There was a buzz among students at South High on Friday and it had little to do with the impending end of the school week.
Change was in the air and it felt momentous, said Anastacia Briviesca, a junior and student leader at the school.
"It's a good day," Briviesca said. "This is history and we're part of it."
The excitement culminated in cheers and applause when a new school mascot — the Spartans — was unveiled in front of hundreds of students who had gathered on the school's central lawn area when classes let out for the day. South High's long-running Rebel mascot will no longer be part of the institution's identity as of the start of the 2021-22 school year.
"We want to make sure that everybody in the community knows that Rebel is no longer a part of South High," said Fuchsia Ward, a South High alumna, former KHSD administrator and chairwoman of the committee that selected the new mascot. "We're making this name change to hopefully provide this generation of students and others along the way with an opportunity to continue their high school education, their legacy and community collaboration and involvement ... with pride, respect and loyalty. This will now be their journey."
The decision to become the Spartans was ultimately made by a committee that consisted of teachers, coaches, administrators, Briviesca and other student leaders and community members. The committee received 80 submissions for a new mascot and after a vote by the student body, the committee's decision came down to two choices: Spartans or Storm.
The new mascot becomes official in August, at the start of the new school year, said KHSD spokeswoman Erin Briscoe. Over the summer,any Rebel logos and insignia on buildings, around campus and on athletic uniforms will be replaced with ones bearing the Spartans logo, she said.
In a speech to students before the new mascot was announced, Ward, the committee chairwoman, said she was often asked by people throughout the process why South High's mascot needed to change.
She said: "The change is coming now because there continues to be a focus on racial and social injustice nationwide and in our community. The change is coming now because the name rebel is associated with injustice and confederacy. Change is now because the district and South High administration believe a mascot name change is warranted for the school, staff, students and community."
An example of the new school logo was presented to the crowd as several student leaders unfurled a large banner, revealing the letter S in Spartans in the shape of the helmet of Spartan warriors in ancient Greece.
The choice of Spartans went over well with the students.
"I think it's pretty dope," said senior Nivea Rader, adding that she liked the tough imagery of the Spartan warrior. But she and fellow student Alejandro Romero, both seniors, admitted they felt less of an investment in the new mascot since they would graduate this year before the change happens.
"We're the last Rebels," she said.
But junior Milo Gomez welcomed the change.

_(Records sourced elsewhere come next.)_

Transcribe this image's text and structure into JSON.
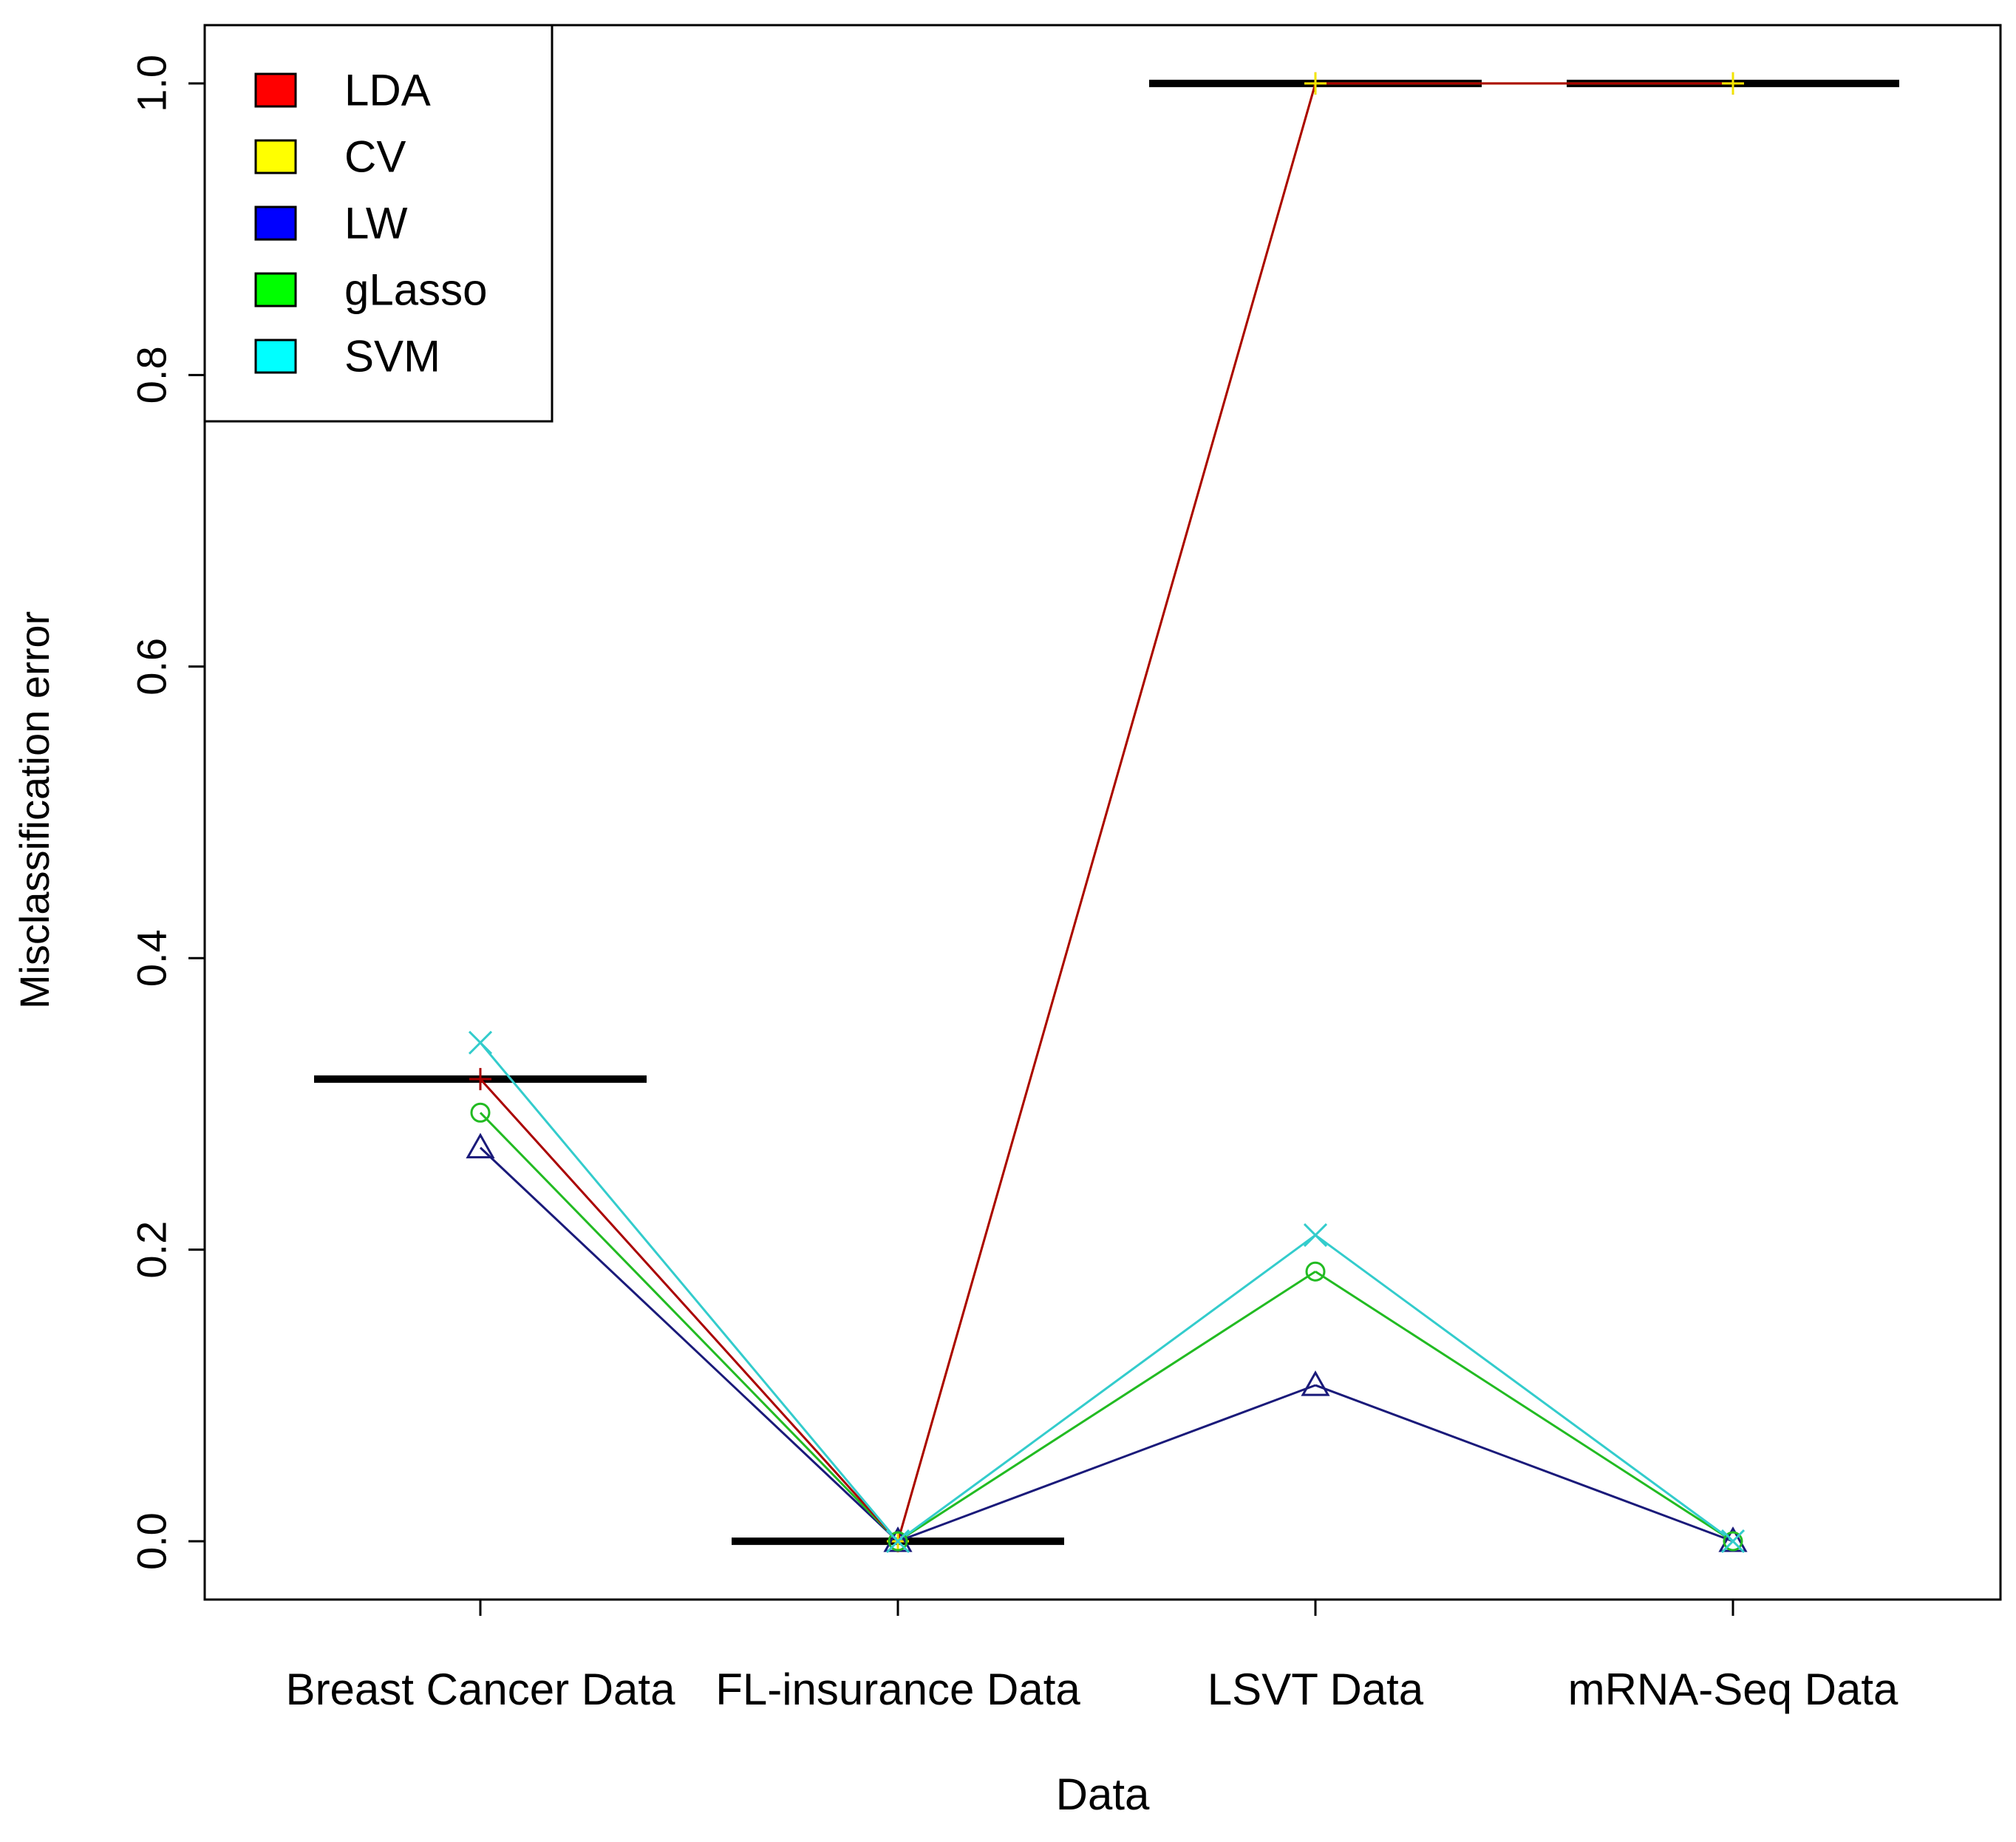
{
  "chart_data": {
    "type": "line",
    "title": "",
    "xlabel": "Data",
    "ylabel": "Misclassification error",
    "categories": [
      "Breast Cancer Data",
      "FL-insurance Data",
      "LSVT Data",
      "mRNA-Seq Data"
    ],
    "ylim": [
      -0.04,
      1.04
    ],
    "yticks": [
      "0.0",
      "0.2",
      "0.4",
      "0.6",
      "0.8",
      "1.0"
    ],
    "ytick_values": [
      0.0,
      0.2,
      0.4,
      0.6,
      0.8,
      1.0
    ],
    "grid": false,
    "legend_position": "top-left",
    "reference_levels": [
      0.317,
      0.0,
      1.0,
      1.0
    ],
    "series": [
      {
        "name": "LDA",
        "color": "#ff0000",
        "line_color": "#aa0000",
        "marker": "plus",
        "values": [
          0.317,
          0.0,
          1.0,
          1.0
        ]
      },
      {
        "name": "CV",
        "color": "#ffff00",
        "line_color": "#f2e400",
        "marker": "plus",
        "values": [
          null,
          0.0,
          1.0,
          1.0
        ]
      },
      {
        "name": "LW",
        "color": "#0000ff",
        "line_color": "#1a1a7a",
        "marker": "triangle",
        "values": [
          0.27,
          0.0,
          0.107,
          0.0
        ]
      },
      {
        "name": "gLasso",
        "color": "#00ff00",
        "line_color": "#22bb22",
        "marker": "circle",
        "values": [
          0.294,
          0.0,
          0.185,
          0.0
        ]
      },
      {
        "name": "SVM",
        "color": "#00ffff",
        "line_color": "#33cccc",
        "marker": "x",
        "values": [
          0.342,
          0.0,
          0.21,
          0.0
        ]
      }
    ]
  }
}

"I'm glad we took that step because this school is so diverse and to have something that represents injustice and discrimination is a little contradictory," Gomez said.

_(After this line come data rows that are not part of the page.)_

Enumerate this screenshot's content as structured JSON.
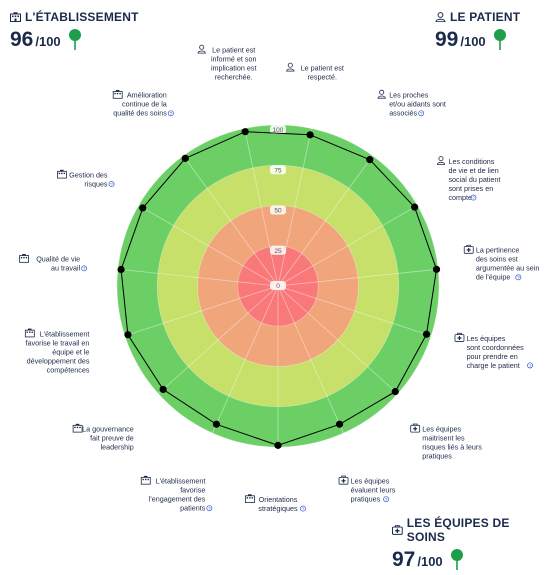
{
  "scores": {
    "etablissement": {
      "icon": "building-icon",
      "title": "L'ÉTABLISSEMENT",
      "value": "96",
      "max": "/100",
      "status_color": "#1e9e4a"
    },
    "patient": {
      "icon": "person-icon",
      "title": "LE PATIENT",
      "value": "99",
      "max": "/100",
      "status_color": "#1e9e4a"
    },
    "equipes": {
      "icon": "medical-kit-icon",
      "title": "LES ÉQUIPES DE SOINS",
      "value": "97",
      "max": "/100",
      "status_color": "#1e9e4a"
    }
  },
  "colors": {
    "band_100": "#6ccf66",
    "band_75": "#c6e06a",
    "band_50": "#f0a57a",
    "band_25": "#f9797a",
    "line": "#000000"
  },
  "chart_data": {
    "type": "radar",
    "rlim": [
      0,
      100
    ],
    "ticks": [
      "0",
      "25",
      "50",
      "75",
      "100"
    ],
    "axes": [
      {
        "lines": [
          "Le patient est",
          "respecté."
        ],
        "icon": "person-icon",
        "help": false,
        "value": 96
      },
      {
        "lines": [
          "Les proches",
          "et/ou aidants sont",
          "associés"
        ],
        "icon": "person-icon",
        "help": true,
        "value": 97
      },
      {
        "lines": [
          "Les conditions",
          "de vie et de lien",
          "social du patient",
          "sont prises en",
          "compte"
        ],
        "icon": "person-icon",
        "help": true,
        "value": 98
      },
      {
        "lines": [
          "La pertinence",
          "des soins est",
          "argumentée au sein",
          "de l'équipe"
        ],
        "icon": "medical-kit-icon",
        "help": true,
        "value": 99
      },
      {
        "lines": [
          "Les équipes",
          "sont coordonnées",
          "pour prendre en",
          "charge le patient"
        ],
        "icon": "medical-kit-icon",
        "help": true,
        "value": 97
      },
      {
        "lines": [
          "Les équipes",
          "maitrisent les",
          "risques liés à leurs",
          "pratiques"
        ],
        "icon": "medical-kit-icon",
        "help": false,
        "value": 98
      },
      {
        "lines": [
          "Les équipes",
          "évaluent leurs",
          "pratiques"
        ],
        "icon": "medical-kit-icon",
        "help": true,
        "value": 94
      },
      {
        "lines": [
          "Orientations",
          "stratégiques"
        ],
        "icon": "building-icon",
        "help": true,
        "value": 99
      },
      {
        "lines": [
          "L'établissement",
          "favorise",
          "l'engagement des",
          "patients"
        ],
        "icon": "building-icon",
        "help": true,
        "value": 94
      },
      {
        "lines": [
          "La gouvernance",
          "fait preuve de",
          "leadership"
        ],
        "icon": "building-icon",
        "help": false,
        "value": 96
      },
      {
        "lines": [
          "L'établissement",
          "favorise le travail en",
          "équipe et le",
          "développement des",
          "compétences"
        ],
        "icon": "building-icon",
        "help": false,
        "value": 98
      },
      {
        "lines": [
          "Qualité de vie",
          "au travail"
        ],
        "icon": "building-icon",
        "help": true,
        "value": 98
      },
      {
        "lines": [
          "Gestion des",
          "risques"
        ],
        "icon": "building-icon",
        "help": true,
        "value": 97
      },
      {
        "lines": [
          "Amélioration",
          "continue de la",
          "qualité des soins"
        ],
        "icon": "building-icon",
        "help": true,
        "value": 98
      },
      {
        "lines": [
          "Le patient est",
          "informé et son",
          "implication est",
          "recherchée."
        ],
        "icon": "person-icon",
        "help": false,
        "value": 98
      }
    ]
  }
}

About 83 percent of South High's students are Hispanic, 8 percent are African-American and 4 percent are white, according to recent California Dashboard data.
Junior Destiny Ferrer said she appreciated that school administration took the issue of changing the logo seriously.
"I'm glad the school listened. I'm glad they did something about it instead of ignoring it or pushing it away, and they brought along a whole community of people to do something about it," she said.
Francisco Hernandez, also a junior, said the new mascot might take some getting used to but he's pleased overall.
"I"m just happy we changed and I feel like by the end of the day I'll fall in love with the name," Hernandez said.
Some of the students said they hadn't thought much about the school mascot's roots in the Confederacy and the era of slavery, likely because the school has moved away from those associations over the years to a more generic meaning of the term rebel.
But when the school opened in 1957 and for many years thereafter, the connections were openly celebrated. The Confederate flag was part of logo design, "Dixie" was the school fight song and students dressed up as Johnny and Jody Rebel, replete with a Confederate Army uniform and ball gown.
Eventually, the Rebel became more of a scrappy guy in a baseball hat, though today even that imagery is not commonly used.
Junior Yareli Cruz, however, said she quickly made the connection between Rebels and the connection to the Confederacy when she began attending the school in ninth grade.
"The school over there is Plantation," she said, motioning toward a nearby elementary school. "It kind of clicked. And I would see pictures of how they flew the Confederate flag (at South High). I already knew this had to change."
The theme continues on surrounding streets, which are named after Confederate figures, battles and warships — Fambrough, Merrimac, Sumter, Monitor and Shenandoah.
U.S. history teacher Kelsey Coleman said when students take her U.S. history course "and we talk about the Civil War, it becomes really clear."
Coleman said in an effort to rebrand the Rebels image, she has students do a project each year called Rebel for Change, where students select someone from history who was a rebel but fought for a good cause.
At the start of the assembly, Principal Connie Grumling recited a quote by Coretta Scott King.
"The greatness of a community is most accurately measured by the compassionate actions of its members," she said.
The change in mascots represented a shift that students at the school had advocated for over eight decades, going back to the 1960s, said Geovanny Renteria, another South High student leader.
"So, it's a big deal," he said, "for them and us and the next generation."